Die Islamische Republik Iran

Die "Zweite Islamische Republik"

Nach Khomeinis Tod teilten sich der Revolutionsführer Khamenei und der als Pragmatiker bekannte Ex-Parlamentspräsident Rafsanjani die Macht. Rafsanjani war im Juli 1989 in das Präsidentenamt gewählt worden, das nach einer Verfassungsänderung, welche die Abschaffung des bis dato mächtigen Premierministeramtes einschloss, mit erweiterten Kompetenzen ausgestattet worden war. Der umtriebige und bis zur Unkenntlichkeit seiner wahren Positionen pragmatische Parlamentspräsident Rafsanjani war seit 1982 sukzessive zum starken Mann nach Khomeini selbst aufgestiegen. Rafsanjani, um den sich eine kleine, doch einflussreiche Gruppe von moderat-islamischen Technokraten in Irans Führungselite scharte, die so genannten Rechtsmodernisten, galt als Architekt der Verfassungsreform. Bei seinem Amtsantritt fand Rafsanjani eine durch Krieg und Revolutionswirren erschöpfte Bevölkerung und eine zusammengebrochene Kriegswirtschaft vor. Zudem war der Iran durch eine fast zehn Jahre lang von radikalen ideologischen Dogmen angetriebene Außenpolitik international weitgehend isoliert.
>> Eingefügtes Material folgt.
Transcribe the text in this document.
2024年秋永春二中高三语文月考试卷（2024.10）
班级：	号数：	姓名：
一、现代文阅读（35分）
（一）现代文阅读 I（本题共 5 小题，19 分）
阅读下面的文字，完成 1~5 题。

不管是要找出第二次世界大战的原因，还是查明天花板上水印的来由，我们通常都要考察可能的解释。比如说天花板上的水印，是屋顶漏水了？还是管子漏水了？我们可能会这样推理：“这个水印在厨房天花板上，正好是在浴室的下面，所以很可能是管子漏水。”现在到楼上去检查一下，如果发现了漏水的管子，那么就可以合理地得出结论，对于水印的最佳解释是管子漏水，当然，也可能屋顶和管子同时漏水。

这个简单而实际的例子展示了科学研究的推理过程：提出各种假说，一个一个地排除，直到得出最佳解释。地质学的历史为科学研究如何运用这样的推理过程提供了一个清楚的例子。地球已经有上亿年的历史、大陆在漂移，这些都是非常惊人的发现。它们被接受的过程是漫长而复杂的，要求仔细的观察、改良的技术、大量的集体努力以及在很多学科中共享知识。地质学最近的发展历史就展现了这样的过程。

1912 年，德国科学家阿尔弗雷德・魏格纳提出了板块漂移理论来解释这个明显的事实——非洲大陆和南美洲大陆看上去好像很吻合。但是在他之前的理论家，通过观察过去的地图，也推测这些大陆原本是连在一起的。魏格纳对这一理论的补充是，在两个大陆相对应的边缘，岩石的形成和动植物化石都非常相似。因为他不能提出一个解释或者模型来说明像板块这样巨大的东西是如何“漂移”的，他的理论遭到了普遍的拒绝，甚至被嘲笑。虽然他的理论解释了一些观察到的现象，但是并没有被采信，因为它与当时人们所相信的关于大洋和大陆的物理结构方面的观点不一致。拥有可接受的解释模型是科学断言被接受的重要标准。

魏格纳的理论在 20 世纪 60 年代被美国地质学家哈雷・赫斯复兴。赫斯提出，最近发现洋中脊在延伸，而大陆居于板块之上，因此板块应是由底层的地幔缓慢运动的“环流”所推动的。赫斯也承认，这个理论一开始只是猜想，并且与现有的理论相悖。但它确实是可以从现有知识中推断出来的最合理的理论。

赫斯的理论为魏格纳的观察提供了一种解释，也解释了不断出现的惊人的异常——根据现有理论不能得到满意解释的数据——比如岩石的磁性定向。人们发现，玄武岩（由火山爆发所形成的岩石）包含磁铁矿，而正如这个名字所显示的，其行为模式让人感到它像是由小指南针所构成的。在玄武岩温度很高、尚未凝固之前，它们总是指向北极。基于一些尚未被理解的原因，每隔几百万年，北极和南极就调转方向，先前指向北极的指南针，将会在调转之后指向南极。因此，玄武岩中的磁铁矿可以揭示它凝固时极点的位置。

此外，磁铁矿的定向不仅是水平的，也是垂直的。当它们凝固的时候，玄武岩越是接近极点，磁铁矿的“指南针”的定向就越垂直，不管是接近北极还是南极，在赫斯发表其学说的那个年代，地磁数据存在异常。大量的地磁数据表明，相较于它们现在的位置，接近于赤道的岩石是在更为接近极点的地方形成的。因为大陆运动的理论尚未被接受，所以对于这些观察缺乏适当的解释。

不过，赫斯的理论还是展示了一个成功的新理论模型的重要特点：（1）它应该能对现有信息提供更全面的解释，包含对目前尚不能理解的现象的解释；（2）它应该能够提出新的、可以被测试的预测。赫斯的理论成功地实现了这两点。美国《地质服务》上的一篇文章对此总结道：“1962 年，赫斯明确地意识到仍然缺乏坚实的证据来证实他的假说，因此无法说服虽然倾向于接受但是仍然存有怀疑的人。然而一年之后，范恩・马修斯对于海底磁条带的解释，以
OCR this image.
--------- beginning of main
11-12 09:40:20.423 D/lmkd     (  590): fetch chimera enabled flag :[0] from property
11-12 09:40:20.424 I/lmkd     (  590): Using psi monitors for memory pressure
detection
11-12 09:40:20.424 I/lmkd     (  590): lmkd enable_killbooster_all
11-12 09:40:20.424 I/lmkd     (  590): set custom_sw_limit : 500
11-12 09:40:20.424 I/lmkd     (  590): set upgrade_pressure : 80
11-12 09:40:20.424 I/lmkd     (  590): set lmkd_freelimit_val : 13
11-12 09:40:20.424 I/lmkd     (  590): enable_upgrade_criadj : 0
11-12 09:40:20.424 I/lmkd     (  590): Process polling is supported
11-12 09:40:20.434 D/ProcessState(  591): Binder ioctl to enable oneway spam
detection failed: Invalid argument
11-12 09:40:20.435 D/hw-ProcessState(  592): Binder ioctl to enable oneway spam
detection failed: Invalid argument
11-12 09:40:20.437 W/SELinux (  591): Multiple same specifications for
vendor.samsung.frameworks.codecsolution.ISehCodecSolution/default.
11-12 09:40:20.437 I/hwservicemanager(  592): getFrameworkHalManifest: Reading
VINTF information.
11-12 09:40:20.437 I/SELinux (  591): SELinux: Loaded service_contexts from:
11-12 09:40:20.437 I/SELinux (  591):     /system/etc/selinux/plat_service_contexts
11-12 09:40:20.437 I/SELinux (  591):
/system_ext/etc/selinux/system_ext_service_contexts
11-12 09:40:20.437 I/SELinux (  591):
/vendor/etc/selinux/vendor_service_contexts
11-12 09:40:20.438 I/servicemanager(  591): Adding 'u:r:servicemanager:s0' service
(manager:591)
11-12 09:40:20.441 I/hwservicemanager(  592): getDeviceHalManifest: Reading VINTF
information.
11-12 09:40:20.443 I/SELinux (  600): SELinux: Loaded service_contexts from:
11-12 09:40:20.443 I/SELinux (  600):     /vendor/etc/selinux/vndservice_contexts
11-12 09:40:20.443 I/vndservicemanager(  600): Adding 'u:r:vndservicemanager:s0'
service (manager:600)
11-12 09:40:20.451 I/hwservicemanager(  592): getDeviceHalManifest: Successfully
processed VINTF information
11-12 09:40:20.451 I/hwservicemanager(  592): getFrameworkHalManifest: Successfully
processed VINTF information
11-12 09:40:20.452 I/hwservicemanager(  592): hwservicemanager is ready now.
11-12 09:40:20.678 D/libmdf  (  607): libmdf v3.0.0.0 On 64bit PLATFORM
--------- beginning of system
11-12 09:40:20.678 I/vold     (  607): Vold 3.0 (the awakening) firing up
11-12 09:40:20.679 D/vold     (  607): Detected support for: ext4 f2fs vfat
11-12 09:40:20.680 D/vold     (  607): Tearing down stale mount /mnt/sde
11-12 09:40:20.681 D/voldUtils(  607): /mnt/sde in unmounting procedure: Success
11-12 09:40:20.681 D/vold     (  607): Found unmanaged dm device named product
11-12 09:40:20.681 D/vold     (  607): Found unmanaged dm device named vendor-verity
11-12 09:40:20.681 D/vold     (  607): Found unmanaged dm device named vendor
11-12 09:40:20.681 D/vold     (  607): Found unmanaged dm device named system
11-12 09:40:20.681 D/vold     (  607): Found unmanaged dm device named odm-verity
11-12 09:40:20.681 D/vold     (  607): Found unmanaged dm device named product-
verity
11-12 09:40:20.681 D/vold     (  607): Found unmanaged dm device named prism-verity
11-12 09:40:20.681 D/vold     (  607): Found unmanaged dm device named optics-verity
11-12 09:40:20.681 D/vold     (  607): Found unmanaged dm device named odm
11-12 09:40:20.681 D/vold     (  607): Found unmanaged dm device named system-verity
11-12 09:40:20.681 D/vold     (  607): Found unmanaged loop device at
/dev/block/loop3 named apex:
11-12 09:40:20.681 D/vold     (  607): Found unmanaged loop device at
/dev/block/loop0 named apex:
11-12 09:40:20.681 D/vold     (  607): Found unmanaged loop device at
Während seiner zwei Amtsperioden als Präsident (1989 - 1997) unterstützte Rafsanjani einen Prozess der partiellen Entideologisierung der iranischen Innen-, Außen- und Wirtschaftspolitik. So steuerte er außenpolitisch einen moderaten, auf Integration des Iran in die internationale Gemeinschaft, auf vorsichtige Annäherung an den Westen und auf Normalisierung der Beziehungen zu den regionalen Nachbarn abgestellten Kurs mit dem Ziel, Irans kostspielige und seiner Entwicklung abträgliche Isolation zu beenden. Zugleich setzte er auf eine wirtschaftspolitische Liberalisierung, um die im Krieg stark zerstörte technisch-industrielle Infrastruktur des Landes wieder aufzubauen, und erlaubte eine, wenngleich nur behutsame und eingeschränkte Liberalisierung der Gesellschaft, wobei Letzterem nur nachrangige Bedeutung zukam. Doch weder in der Wirtschaftspolitik noch bei der Absicherung und Erweiterung von sozialen Freiheiten und Rechten wurden während Rafsanjanis Amtszeit nennenswerte Fortschritte erzielt. Die Ursache dafür liegt in einem Bündel von Faktoren begründet, die kurz angerissen werden sollen.

Um seine Ziele zu erreichen, bemühte sich Rafsanjani, wirtschaftliche und politische Macht in seiner Hand zu zentralisieren. Voraussetzung dafür war aber eine Entmachtung der - dank der zeitweilig massiven Unterstützung Khomeinis - bis 1989 in Exekutive und Legislative sowie großen Bereichen der Staatswirtschaft tonangebenden Machtelitefraktion der Linksislamisten. Sie waren Rafsanjani wegen ihres Festhaltens an einem radikal-revolutionären Kurs in der Außenpolitik und einer auf sozialistischen Staatsdirigismus ausgerichteten Wirtschaftspolitik ein Dorn im Auge. Zu Lebzeiten Khomeinis kam es zu permanenten schweren Konflikten zwischen den sozialpolitisch Konservativen und den Linksislamisten, die zu einer teilweisen Lähmung der Regierung führten und deren Politik oft inkonsistent und widersprüchlich machten. Zumeist als Schiedsrichter angerufen, nahm Khomeini für keine der beiden Elitenfraktionen dauerhaft Partei, sondern vermochte, teils durch geschicktes Taktieren, teils durch energische Machtworte, die widerstreitenden Tendenzen immer wieder vorübergehend auszubalancieren.

Das Bündnis zwischen Rafsanjani und Khamenei gründete in dem gemeinsamen Wunsch nach Entmachtung der Linksislamisten. In der Tat vermochte Rafsanjani die Linksislamisten zwischen 1989 und 1990 sowohl aus der Regierung als auch aus den meisten anderen wichtigen Staatsinstitutionen zu vertreiben und durch effiziente nichtideologische Technokraten zu ersetzen. Das Zusammenspiel zwischen Pragmatikern und Konservativen bei den Wahlen für den Expertenrat im Oktober 1990 führte dazu, dass die große Mehrheit der linksislamischen Kandidaten disqualifiziert wurde. Da der Expertenrat laut Verfassung die Vollmacht zur Absetzung eines von ihm als amtsuntauglich erachteten Revolutionsführers hat, wurde damit jede potentielle Gefahr für Khamenei dauerhaft gebannt.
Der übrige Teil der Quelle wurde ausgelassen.